Hugh		But I thought the balance of informed medical
		opinion held that -

Stephen		You thought, you thought. You didn't think, did
		you? Cigarettes are healing, natural and effective.

Hugh		If you don't mind I think I'd like a second
		opinion.

Stephen		That's your privilege.

Hugh		Right.

Stephen		(Pause) My second opinion is that they are also
		cheap, nutritious and stylish.

Hugh		Really?

Stephen		And if you're interested in a third opinion they're
		soothing, harmless and sexy.

Hugh		Well, I must say that does seem to clinch it.

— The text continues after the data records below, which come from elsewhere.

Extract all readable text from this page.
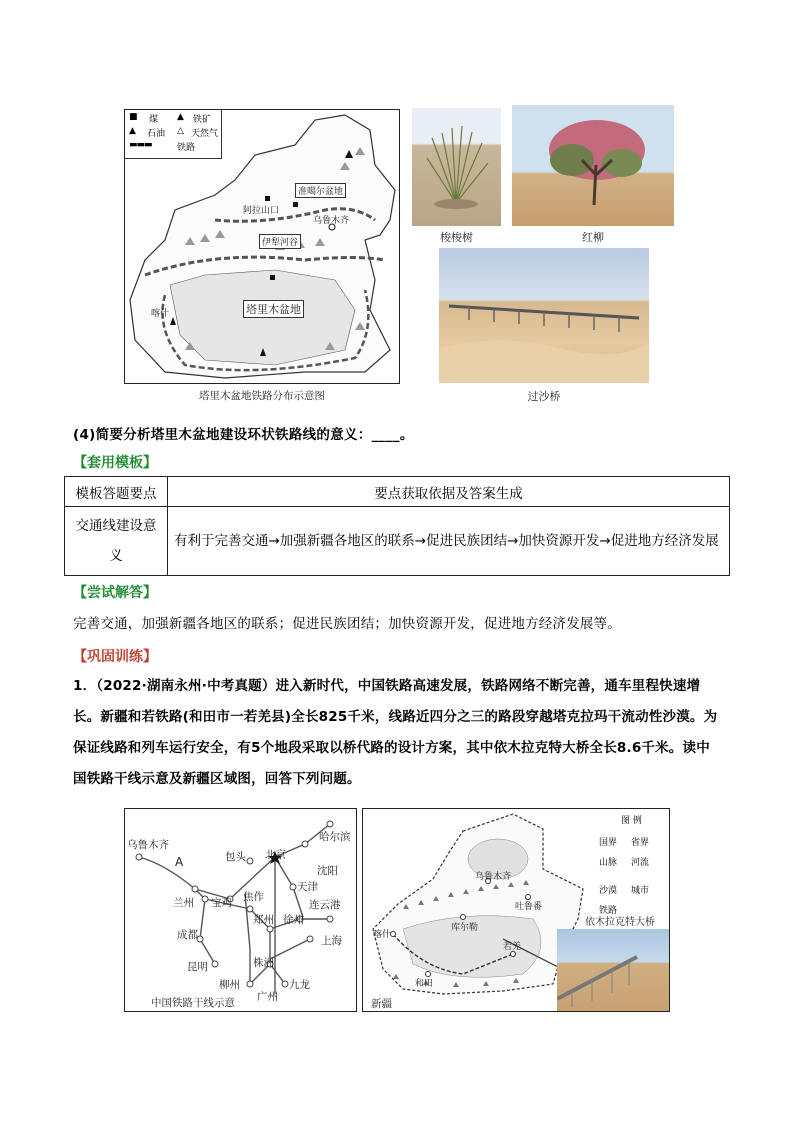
■ 煤 ▲ 铁矿
▲ 石油 △ 天然气
▬▬▬	铁路
准噶尔盆地
阿拉山口
乌鲁木齐
伊犁河谷
塔里木盆地
喀什
塔里木盆地铁路分布示意图
梭梭树	红柳
过沙桥
(4)简要分析塔里木盆地建设环状铁路线的意义：____。
【套用模板】
模板答题要点	要点获取依据及答案生成
交通线建设意义	有利于完善交通→加强新疆各地区的联系→促进民族团结→加快资源开发→促进地方经济发展
【尝试解答】
完善交通，加强新疆各地区的联系；促进民族团结；加快资源开发，促进地方经济发展等。
【巩固训练】
1．（2022·湖南永州·中考真题）进入新时代，中国铁路高速发展，铁路网络不断完善，通车里程快速增长。新疆和若铁路(和田市一若羌县)全长825千米，线路近四分之三的路段穿越塔克拉玛干流动性沙漠。为保证线路和列车运行安全，有5个地段采取以桥代路的设计方案，其中依木拉克特大桥全长8.6千米。读中国铁路干线示意及新疆区域图，回答下列问题。
乌鲁木齐
A	包头 北京
哈尔滨
沈阳
天津
兰州 宝鸡 焦作
郑州 徐州
连云港
成都	上海
昆明	株洲
柳州
广州
九龙
中国铁路干线示意
图 例
国界 省界
山脉 河流
沙漠 城市
铁路
依木拉克特大桥
乌鲁木齐
吐鲁番
库尔勒
喀什
和田
若羌
新疆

Stephen		Alright then. So twenty a day, rising over the week.

Hugh		And the tightness in the chest?

Stephen		Should disappear completely.

Hugh		Tremendous. Well you're the doctor.

Stephen		What?

Hugh		You're the doctor.

Stephen		Whatever gave you that idea?

Hugh		Well I mean - you did.

Stephen		God, you are pathetic aren't you?

Hugh		Um.

Stephen		I'm a tobacconist. Isn't it obvious?

Hugh		But the -

Stephen		Yes, it looks more like a doctor's surgery than a
		tobacconist's.

Hugh		Why?

Stephen		Why? Because you're the kind of idiot that falls
		for that sort of thing. It's the same reason that
		cosmetics sales staff wear white coats, because
		pratts like you think a Swiss name and something
		called a "skin treatment" must be better for you
		than a tub of cold cream which is all you're in fact
		getting. You're a credulous git, Mr Pepperdyne. A
		stethoscope and a plausible manner doesn't make
		me a doctor. I'm a conman and you're a moron.

Hugh		You are a doctor then?

Stephen		Could be. What do you think?

Hugh		You really want to to know?

Stephen		I'd be fascinated.

Hugh		I think you've taken a reasonably good idea and
		overworked it. I think what started out as a fairly
		interesting and amusing statement about our
		susceptibility to received ideas has become
		something vague, ill-thought out and rambling.
		And I think it's time to finish it.